Trump can’t acknowledge the interference, no matter how much evidence accrues, because he sees it as tainting his electoral victory. His ego, as fragile as it is massive, can’t take the blow. If the consequences of his ego-driven leadership style were only embarrassing tics, like handing out electoral maps showing his victory to Oval Office visitors, it wouldn’t be a national crisis. But instead, it’s preventing the government from protecting the integrity of the electoral system.
That’s a real problem, given that the intelligence community has expressed high confidence that Russia intends to interfere in the 2018 and 2020 elections. Wittingly or not, Trump’s inaction helps Russian leaders further their goal of shredding Americans’ faith in their electoral system, and thus their democracy.
Russian interference isn’t the only area in which America’s leadership vacuum is causing problems. The recent school shooting in Parkland, Florida, in which 17 people were killed, was one of the deadliest school shootings in US history (a claim for which there is, horrifyingly, quite a lot of competition). The shock of another mass killing spree rippled through the country, a fresh wave of grief and horror in a nation that has all too many occasions to mourn the slaughter of young people in wholly preventable tragedies.

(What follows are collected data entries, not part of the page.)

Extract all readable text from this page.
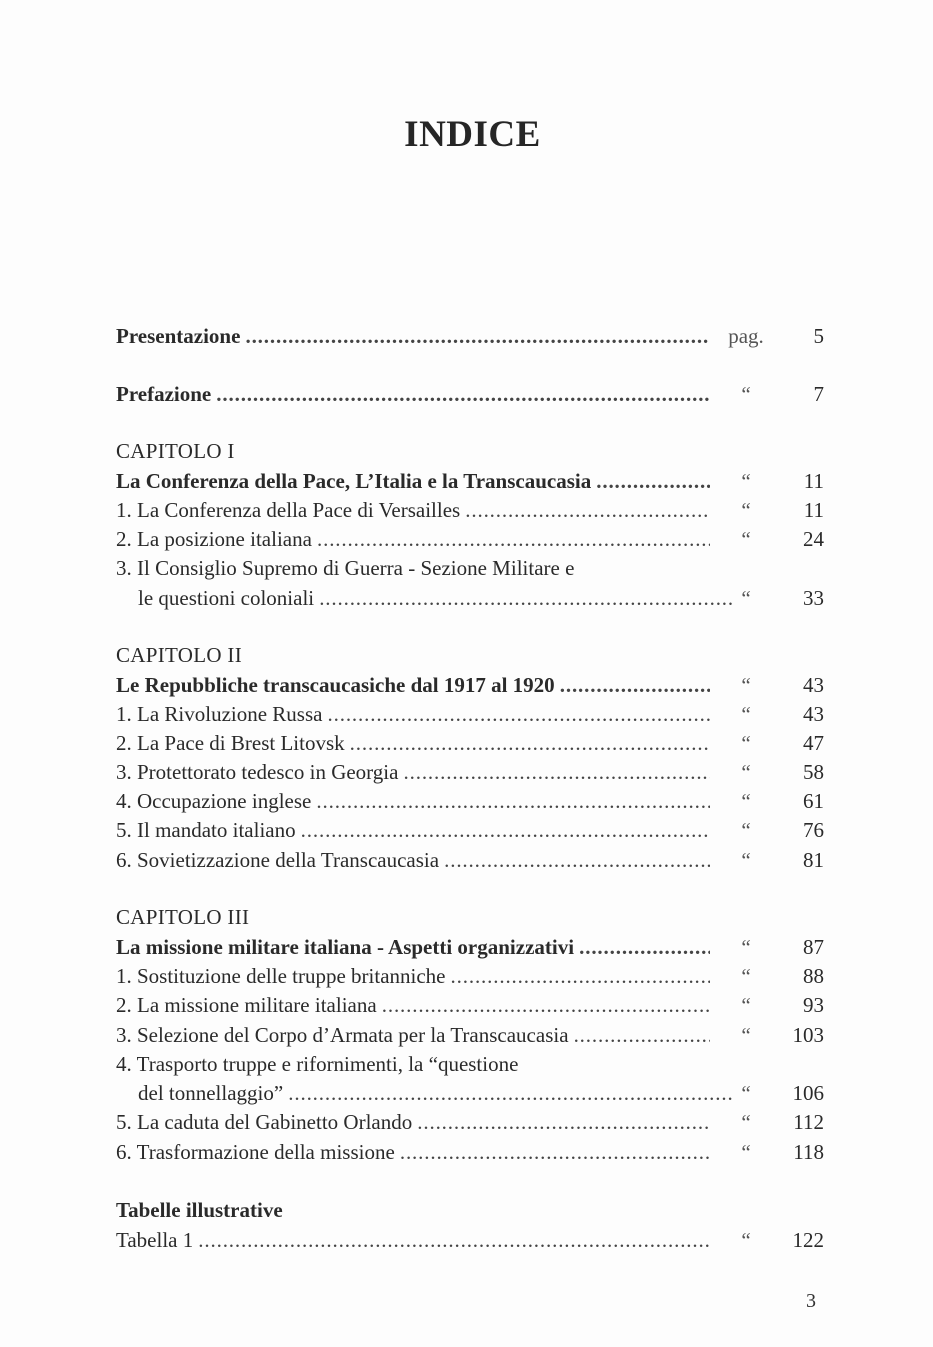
INDICE
Presentazione . . .	pag.	5
Prefazione . . .	“	7
CAPITOLO I
La Conferenza della Pace, L’Italia e la Transcaucasia . . .	“	11
1. La Conferenza della Pace di Versailles . . .	“	11
2. La posizione italiana . . .	“	24
3. Il Consiglio Supremo di Guerra - Sezione Militare e
le questioni coloniali . . .	“	33
CAPITOLO II
Le Repubbliche transcaucasiche dal 1917 al 1920 . . .	“	43
1. La Rivoluzione Russa . . .	“	43
2. La Pace di Brest Litovsk . . .	“	47
3. Protettorato tedesco in Georgia . . .	“	58
4. Occupazione inglese . . .	“	61
5. Il mandato italiano . . .	“	76
6. Sovietizzazione della Transcaucasia . . .	“	81
CAPITOLO III
La missione militare italiana - Aspetti organizzativi . . .	“	87
1. Sostituzione delle truppe britanniche . . .	“	88
2. La missione militare italiana . . .	“	93
3. Selezione del Corpo d’Armata per la Transcaucasia . . .	“	103
4. Trasporto truppe e rifornimenti, la “questione
del tonnellaggio” . . .	“	106
5. La caduta del Gabinetto Orlando . . .	“	112
6. Trasformazione della missione . . .	“	118
Tabelle illustrative
Tabella 1 . . .	“	122
3
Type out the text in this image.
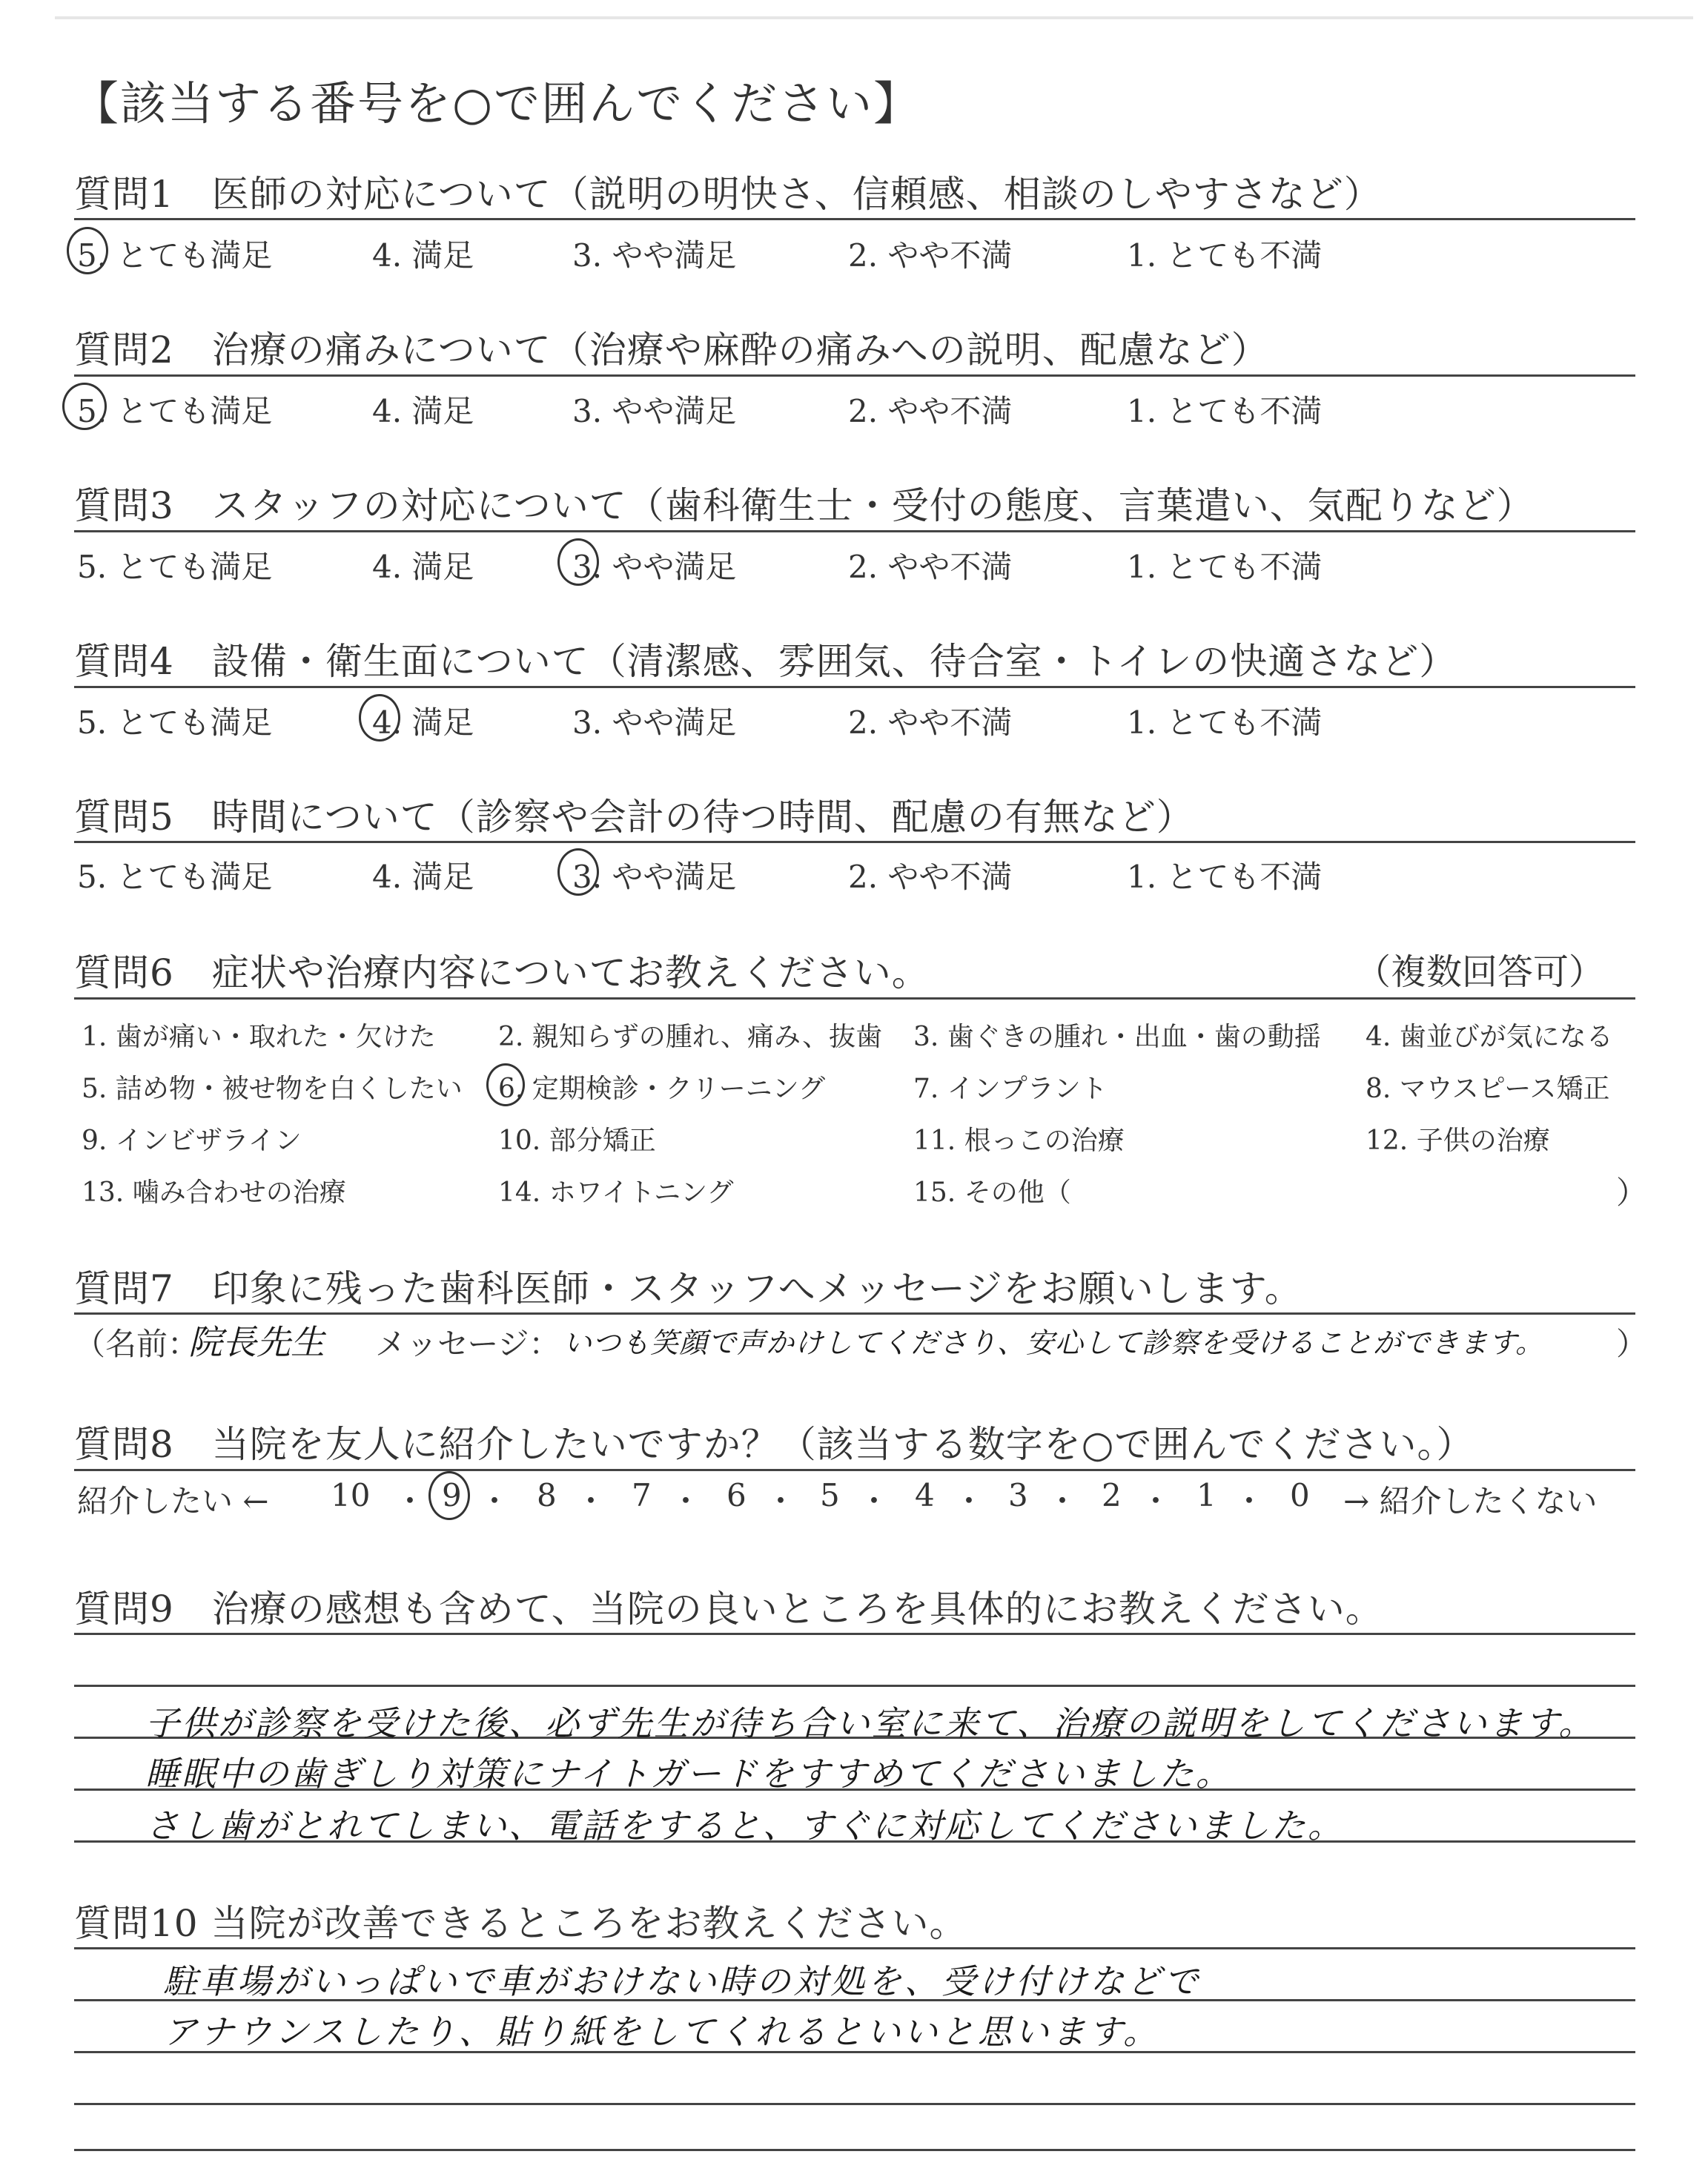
【該当する番号を○で囲んでください】
質問1　医師の対応について（説明の明快さ、信頼感、相談のしやすさなど）
5. とても満足	4. 満足	3. やや満足	2. やや不満	1. とても不満
質問2　治療の痛みについて（治療や麻酔の痛みへの説明、配慮など）
5. とても満足	4. 満足	3. やや満足	2. やや不満	1. とても不満
質問3　スタッフの対応について（歯科衛生士・受付の態度、言葉遣い、気配りなど）
5. とても満足	4. 満足	3. やや満足	2. やや不満	1. とても不満
質問4　設備・衛生面について（清潔感、雰囲気、待合室・トイレの快適さなど）
5. とても満足	4. 満足	3. やや満足	2. やや不満	1. とても不満
質問5　時間について（診察や会計の待つ時間、配慮の有無など）
5. とても満足	4. 満足	3. やや満足	2. やや不満	1. とても不満
質問6　症状や治療内容についてお教えください。	（複数回答可）
1. 歯が痛い・取れた・欠けた 2. 親知らずの腫れ、痛み、抜歯 3. 歯ぐきの腫れ・出血・歯の動揺 4. 歯並びが気になる
5. 詰め物・被せ物を白くしたい 6. 定期検診・クリーニング	7. インプラント	8. マウスピース矯正
9. インビザライン	10. 部分矯正	11. 根っこの治療	12. 子供の治療
13. 噛み合わせの治療	14. ホワイトニング	15. その他（	）
質問7　印象に残った歯科医師・スタッフへメッセージをお願いします。
（名前：
院長先生 メッセージ： いつも笑顔で声かけしてくださり、安心して診察を受けることができます。 ）
質問8　当院を友人に紹介したいですか？（該当する数字を○で囲んでください。）
紹介したい ← 10 ・ 9 ・ 8 ・ 7 ・ 6 ・ 5 ・ 4 ・ 3 ・ 2 ・ 1 ・ 0 → 紹介したくない
質問9　治療の感想も含めて、当院の良いところを具体的にお教えください。
子供が診察を受けた後、必ず先生が待ち合い室に来て、治療の説明をしてくださいます。
睡眠中の歯ぎしり対策にナイトガードをすすめてくださいました。
さし歯がとれてしまい、電話をすると、すぐに対応してくださいました。
質問10 当院が改善できるところをお教えください。
駐車場がいっぱいで車がおけない時の対処を、受け付けなどで
アナウンスしたり、貼り紙をしてくれるといいと思います。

Moments like this call for national leadership, which Trump could not provide. Instead, he deflected. Unwilling to suggest lax gun laws contributed to the massacre, he tut-tutted on Twitter that someone should have reported the shooter to the authorities. When it was pointed out that many people had — and that because of lax gun laws, authorities couldn’t act on those reports — he pivoted again, grotesquely claiming that the FBI’s work on the Russian collusion case had caused the agency to miss the shooter’s violent potential.
It is difficult to overstate what a failure of leadership this is. Presidents have come to take on an important role in times of national tragedy, called to both comfort and lead. Ronald Reagan consoled the nation following the Challenger space shuttle disaster. Bill Clinton delivered a moving eulogy following the Oklahoma City bombing. George W. Bush stood on the rubble of the World Trade Centre to assure New Yorkers their city would be rebuilt. Barack Obama shed tears as he spoke of a way forward following the Sandy Hook massacre, in which 20 people, many of them kindergarteners, were killed.
We can criticise the policies that followed these events, but when the nation needed healing, these presidents stepped up.
President Trump has not. Again and again, he has chosen self-protection over national leadership, doing everything possible to evade blame and shield his own reputation. He has failed to display, at any point in his tenure, a sense of duty to country that rises above his own self-interest. Not once, in over a year. And just because we shouldn’t be surprised by that — Trump has never shown a sense of self-negating duty at any point in his public life — doesn’t mean we should be repulsed by it.
When Franklin Roosevelt was running for president in 1932, he sat down for an interview with The New York Times, in which he spelled out his understanding of the office for which he was running. “The presidency is not merely an administrative office. That’s the least of it,” he said. “It is pre-eminently a place of moral leadership.”
From George Washington’s voluntary abdication of power after eight years as president to Abraham Lincoln’s storied honesty, the presidency had long been a place for politicians to set an example for the nation. And while presidents have hardly been paragons of personal virtue — far from it — they have taken seriously the call to provide moral leadership.